Sinusoidal Positional Encoding
The original positional encoding from the Transformer paper using sine and cosine functions of different frequencies.
Sinusoidal encoding uses sin/cos waves of different frequencies as position signal – the historically first solution from the Transformer paper (2017).
Explanation
PE(pos, 2i) = sin(pos/10000^(2i/d)), PE(pos, 2i+1) = cos(pos/10000^(2i/d)). Different dimensions have different wavelengths (2π to 10000·2π). Advantage: Can theoretically generalize to arbitrary lengths as it's deterministic.
Marketing Relevance
Historically important as the first solution for position information in Transformers – today mostly replaced by RoPE or learned embeddings.
Common Pitfalls
Does not generalize well to unseen lengths in practice. Absolute position information instead of relative. Modern LLMs use RoPE instead of sinusoidal.
Origin & History
Vaswani et al. (2017) chose sinusoidal encoding for its ability to represent relative positions through linear transformation. BERT (2018) replaced it with learned positional embeddings.
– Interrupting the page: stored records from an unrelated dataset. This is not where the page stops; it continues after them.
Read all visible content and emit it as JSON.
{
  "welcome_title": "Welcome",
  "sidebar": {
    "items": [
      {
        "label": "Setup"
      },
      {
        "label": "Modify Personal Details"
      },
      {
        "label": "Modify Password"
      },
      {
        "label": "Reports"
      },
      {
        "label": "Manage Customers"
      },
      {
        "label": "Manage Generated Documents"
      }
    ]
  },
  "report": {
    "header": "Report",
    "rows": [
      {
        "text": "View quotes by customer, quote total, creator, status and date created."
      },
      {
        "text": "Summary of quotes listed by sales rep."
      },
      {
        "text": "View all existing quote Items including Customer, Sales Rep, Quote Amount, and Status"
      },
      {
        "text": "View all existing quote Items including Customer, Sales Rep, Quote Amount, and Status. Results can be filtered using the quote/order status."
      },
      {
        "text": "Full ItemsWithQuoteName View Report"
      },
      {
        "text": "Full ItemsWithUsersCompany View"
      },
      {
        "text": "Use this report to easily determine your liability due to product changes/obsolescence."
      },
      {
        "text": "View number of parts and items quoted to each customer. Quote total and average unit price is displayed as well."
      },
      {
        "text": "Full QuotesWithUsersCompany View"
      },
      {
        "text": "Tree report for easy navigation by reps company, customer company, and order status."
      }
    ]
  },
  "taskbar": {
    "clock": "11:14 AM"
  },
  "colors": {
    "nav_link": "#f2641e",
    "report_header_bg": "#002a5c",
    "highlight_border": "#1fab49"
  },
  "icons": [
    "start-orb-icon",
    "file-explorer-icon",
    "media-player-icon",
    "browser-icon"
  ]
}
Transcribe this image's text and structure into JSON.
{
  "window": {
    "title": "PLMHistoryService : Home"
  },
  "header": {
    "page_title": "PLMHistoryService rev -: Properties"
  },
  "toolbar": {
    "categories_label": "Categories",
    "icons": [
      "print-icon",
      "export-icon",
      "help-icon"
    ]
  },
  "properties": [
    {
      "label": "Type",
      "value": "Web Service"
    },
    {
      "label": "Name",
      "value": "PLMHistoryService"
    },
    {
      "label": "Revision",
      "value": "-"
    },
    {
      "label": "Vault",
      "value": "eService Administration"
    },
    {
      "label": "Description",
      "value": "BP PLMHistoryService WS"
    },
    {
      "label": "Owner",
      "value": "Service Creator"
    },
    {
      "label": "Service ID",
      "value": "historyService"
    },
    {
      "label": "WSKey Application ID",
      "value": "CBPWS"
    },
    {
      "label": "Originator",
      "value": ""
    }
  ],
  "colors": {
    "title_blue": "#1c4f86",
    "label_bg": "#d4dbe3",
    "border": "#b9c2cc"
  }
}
RoPE (2021) and ALiBi (2022) superseded both.
Comparisons & Differences
Sinusoidal Positional Encoding vs. Learned Positional Embeddings
Sinusoidal is deterministic (no parameters); learned embeddings are trained – more flexible but limited to training length.
Sinusoidal Positional Encoding vs. RoPE
Sinusoidal adds position to embedding; RoPE rotates Q/K vectors – captures relative positions better and scales with techniques like YaRN.